I want to encourage especially those who suffer with whatever form of mental illness you wrestle with. Take your medication, go to counseling, accept love from others, realize the grace that can be given in hope of that glad day when we are with our Savior and we will be whole.




Psalm 119:75 “I know, O Lord, that thy judgments are right, and that thou in faithfulness has afflicted me”. Here we have a clear testimony, given by divine inspiration, that God in righteousness sent affliction into David’s life and experience. You are right we don’t have to like it, but believing in a Sovereign, Righteous and Just God, may be our only anchor to sanity.




David testified that affliction was a learning experience for him. He wrote, “It is good for me that I have been afflicted; that I might learn thy statutes” (v. 71). Suffering is a required course in God’s school, and it should be a great learning place for every believer in the Lord Jesus Christ. Our trial has been for me an enriching experience. It has taught me some valuable lessons.

It’s a tough school, graduation can seem a long way off, but believing that this affliction brings us closer to God is one of the most important lessons we can learn and learning it early keeps us from the wicked root of bitterness.

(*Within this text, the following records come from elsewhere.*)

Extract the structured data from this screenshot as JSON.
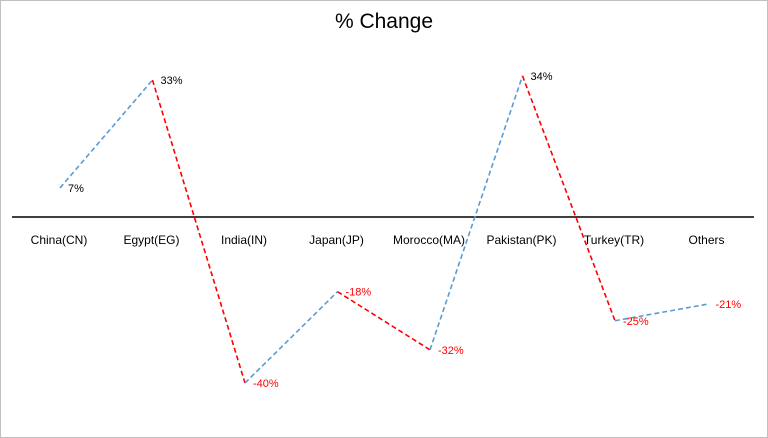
{
  "chart_data": {
    "type": "line",
    "title": "% Change",
    "categories": [
      "China(CN)",
      "Egypt(EG)",
      "India(IN)",
      "Japan(JP)",
      "Morocco(MA)",
      "Pakistan(PK)",
      "Turkey(TR)",
      "Others"
    ],
    "values": [
      7,
      33,
      -40,
      -18,
      -32,
      34,
      -25,
      -21
    ],
    "data_labels": [
      "7%",
      "33%",
      "-40%",
      "-18%",
      "-32%",
      "34%",
      "-25%",
      "-21%"
    ],
    "line_style": "dashed",
    "segment_rule": "segment colored blue when rising, red when falling",
    "colors": {
      "rising": "#5b9bd5",
      "falling": "#ff0000",
      "positive_label": "#000000",
      "negative_label": "#ff0000",
      "axis": "#000000"
    },
    "grid": false,
    "legend": "none",
    "xlabel": "",
    "ylabel": ""
  }
}
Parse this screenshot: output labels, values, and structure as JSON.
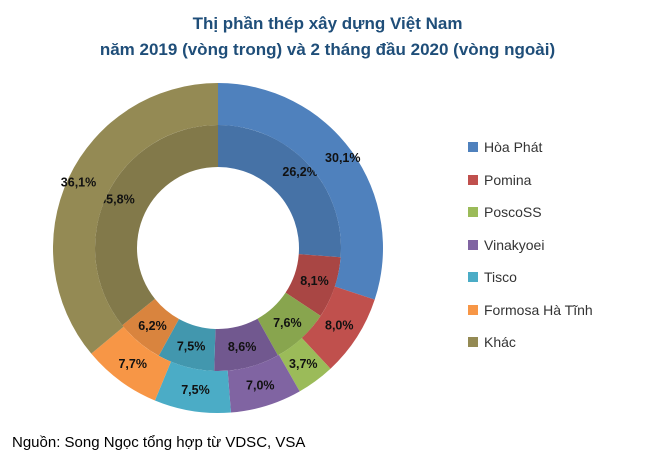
{
  "chart_data": {
    "type": "pie",
    "subtype": "double-donut",
    "title": "Thị phần thép xây dựng Việt Nam",
    "subtitle": "năm 2019 (vòng trong) và 2 tháng đầu 2020 (vòng ngoài)",
    "categories": [
      "Hòa Phát",
      "Pomina",
      "PoscoSS",
      "Vinakyoei",
      "Tisco",
      "Formosa Hà Tĩnh",
      "Khác"
    ],
    "colors": [
      "#4f81bd",
      "#c0504d",
      "#9bbb59",
      "#8064a2",
      "#4bacc6",
      "#f79646",
      "#948a54"
    ],
    "series": [
      {
        "name": "2019 (vòng trong)",
        "values": [
          26.2,
          8.1,
          7.6,
          8.6,
          7.5,
          6.2,
          35.8
        ],
        "labels": [
          "26,2%",
          "8,1%",
          "7,6%",
          "8,6%",
          "7,5%",
          "6,2%",
          "35,8%"
        ]
      },
      {
        "name": "2 tháng đầu 2020 (vòng ngoài)",
        "values": [
          30.1,
          8.0,
          3.7,
          7.0,
          7.5,
          7.7,
          36.1
        ],
        "labels": [
          "30,1%",
          "8,0%",
          "3,7%",
          "7,0%",
          "7,5%",
          "7,7%",
          "36,1%"
        ]
      }
    ],
    "legend_position": "right"
  },
  "source": "Nguồn: Song Ngọc tổng hợp từ VDSC, VSA"
}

David testified how his affliction benefited him spiritually. “Before I was afflicted I went astray: but now have I kept thy word” (v. 67). One of the proverbs reminds us that “whom the Lord loveth He correcteth; even as a father the son in whom he delighteth” (Proverbs 3:12). The New Testament adds witness to this fact with the words, “For whom the Lord loveth He chasteneth, and scourgeth every son whom He receiveth” (Hebrews 12:6).

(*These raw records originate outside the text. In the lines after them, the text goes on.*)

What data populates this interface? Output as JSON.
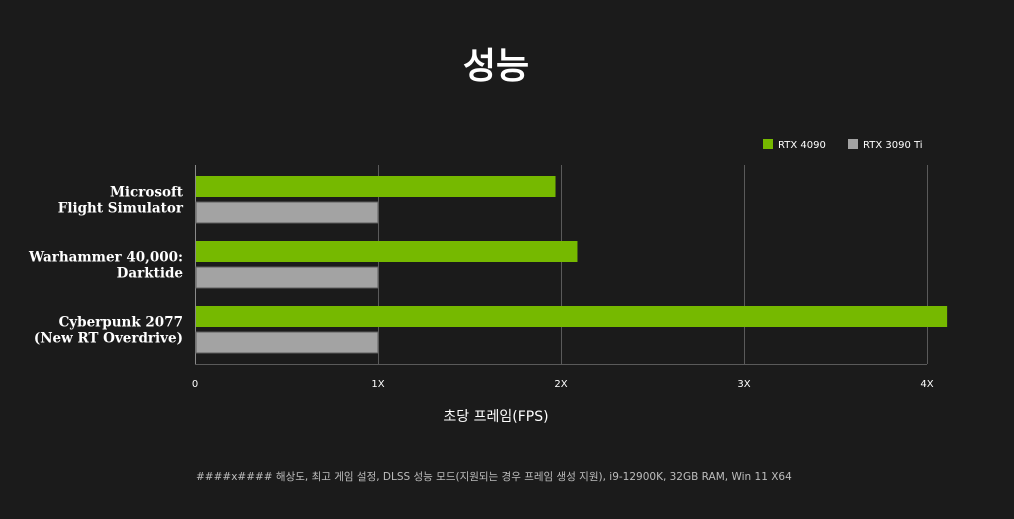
{
  "chart_data": {
    "type": "bar",
    "orientation": "horizontal",
    "title": "성능",
    "xlabel": "초당 프레임(FPS)",
    "ylabel": "",
    "categories": [
      [
        "Microsoft",
        "Flight Simulator"
      ],
      [
        "Warhammer 40,000:",
        "Darktide"
      ],
      [
        "Cyberpunk 2077",
        "(New RT Overdrive)"
      ]
    ],
    "series": [
      {
        "name": "RTX 4090",
        "color": "#76b900",
        "values": [
          1.97,
          2.09,
          4.11
        ]
      },
      {
        "name": "RTX 3090 Ti",
        "color": "#a3a3a3",
        "values": [
          1.0,
          1.0,
          1.0
        ]
      }
    ],
    "xlim": [
      0,
      4
    ],
    "xticks": [
      {
        "value": 0,
        "label": "0"
      },
      {
        "value": 1,
        "label": "1X"
      },
      {
        "value": 2,
        "label": "2X"
      },
      {
        "value": 3,
        "label": "3X"
      },
      {
        "value": 4,
        "label": "4X"
      }
    ],
    "grid": true,
    "legend_position": "top-right"
  },
  "footnote": "####x#### 해상도, 최고 게임 설정, DLSS 성능 모드(지원되는 경우 프레임 생성 지원), i9-12900K, 32GB RAM, Win 11 X64"
}
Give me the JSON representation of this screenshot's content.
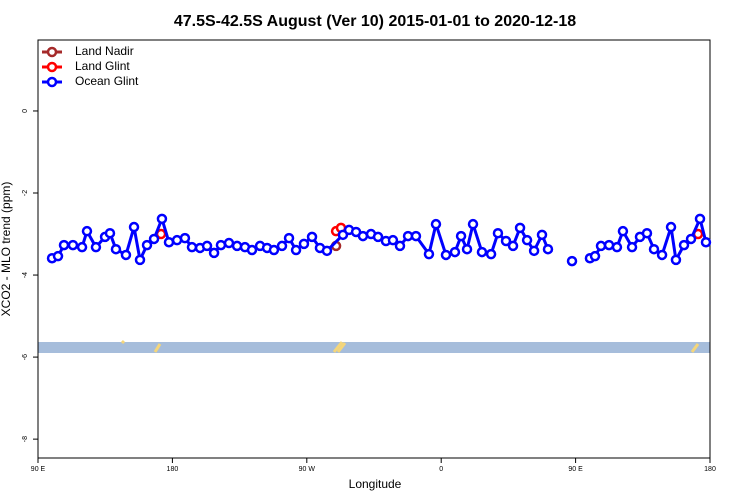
{
  "chart_data": {
    "type": "line",
    "title": "47.5S-42.5S August (Ver 10)   2015-01-01 to 2020-12-18",
    "xlabel": "Longitude",
    "ylabel": "XCO2 - MLO trend (ppm)",
    "xlim": [
      90,
      540
    ],
    "ylim": [
      -8.46,
      1.73
    ],
    "xticks": [
      {
        "value": 90,
        "label": "90 E"
      },
      180,
      {
        "value": 270,
        "label": "90 W"
      },
      {
        "value": 360,
        "label": "0"
      },
      {
        "value": 450,
        "label": "90 E"
      },
      {
        "value": 540,
        "label": "180"
      }
    ],
    "yticks": [
      0,
      -2,
      -4,
      -6,
      -8
    ],
    "legend": "top-left",
    "series": [
      {
        "name": "Land Nadir",
        "color": "#a52a2a",
        "x": [
          289.6
        ],
        "values": [
          -3.29
        ]
      },
      {
        "name": "Land Glint",
        "color": "#ff0000",
        "x": [
          172.4,
          null,
          289.6,
          292.9,
          null,
          532.0
        ],
        "values": [
          -3.0,
          null,
          -2.93,
          -2.85,
          null,
          -3.0
        ]
      },
      {
        "name": "Ocean Glint",
        "color": "#0000ff",
        "x": [
          99.4,
          103.4,
          107.4,
          113.4,
          119.5,
          122.8,
          128.8,
          134.9,
          138.2,
          142.2,
          148.9,
          154.3,
          158.3,
          163.0,
          167.7,
          173.0,
          177.7,
          183.1,
          188.4,
          193.1,
          198.5,
          203.2,
          207.9,
          212.5,
          217.9,
          223.3,
          228.6,
          233.3,
          238.7,
          243.4,
          248.0,
          253.4,
          258.1,
          262.8,
          268.1,
          273.5,
          278.8,
          283.5,
          294.2,
          298.3,
          303.0,
          307.6,
          313.0,
          317.7,
          323.0,
          327.7,
          332.4,
          337.8,
          343.1,
          351.8,
          356.5,
          363.2,
          369.2,
          373.3,
          377.3,
          381.3,
          387.3,
          393.4,
          398.0,
          403.4,
          408.1,
          412.8,
          417.5,
          422.2,
          427.5,
          431.5,
          null,
          447.6,
          null,
          459.6,
          463.0,
          467.0,
          472.4,
          477.7,
          481.7,
          487.8,
          493.1,
          497.8,
          502.5,
          507.9,
          513.9,
          517.2,
          522.6,
          527.3,
          533.3,
          537.3
        ],
        "values": [
          -3.59,
          -3.54,
          -3.27,
          -3.27,
          -3.32,
          -2.93,
          -3.32,
          -3.07,
          -2.98,
          -3.37,
          -3.51,
          -2.83,
          -3.63,
          -3.27,
          -3.12,
          -2.63,
          -3.2,
          -3.15,
          -3.1,
          -3.32,
          -3.34,
          -3.29,
          -3.46,
          -3.27,
          -3.22,
          -3.29,
          -3.32,
          -3.39,
          -3.29,
          -3.34,
          -3.39,
          -3.29,
          -3.1,
          -3.39,
          -3.24,
          -3.07,
          -3.34,
          -3.41,
          -3.02,
          -2.9,
          -2.95,
          -3.05,
          -3.0,
          -3.07,
          -3.17,
          -3.15,
          -3.29,
          -3.05,
          -3.05,
          -3.49,
          -2.76,
          -3.51,
          -3.44,
          -3.05,
          -3.37,
          -2.76,
          -3.44,
          -3.49,
          -2.98,
          -3.17,
          -3.29,
          -2.85,
          -3.15,
          -3.41,
          -3.02,
          -3.37,
          null,
          -3.66,
          null,
          -3.59,
          -3.54,
          -3.29,
          -3.27,
          -3.32,
          -2.93,
          -3.32,
          -3.07,
          -2.98,
          -3.37,
          -3.51,
          -2.83,
          -3.63,
          -3.27,
          -3.12,
          -2.63,
          -3.2
        ]
      }
    ]
  }
}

Every afflicted Christian should bow to the absolute sovereignty of God and surrender to Him the right to do what He chooses to do, whenever He chooses to do it, in any way He chooses to do it, for any purpose He wants to accomplish, and to use any person He chooses.




He Maketh No Mistake

My Father’s way may twist and turn,
My heart may throb and ache,
But in my soul I’m glad I know
He maketh no mistake.

My cherished plans may go astray,
My hopes may fade away,
But still I’ll trust my Lord to lead,
For He doth know the way.

Though night be dark and it may seem
That day will never break,
I’ll pin my faith, my all in Him,
He maketh no mistake.

There’s so much now I cannot see,
My eyesight’s far too dim;
But come what may, I’ll surely trust
And leave it all to Him.

For by and by the mist will lift
And plain it all He’ll make;
Through all the way, though dark to me,
He made not one mistake.


Poem by A. M. Overton



God bless the suffering, they see a side of God many will never see, and they will be touched in a way some will never experience.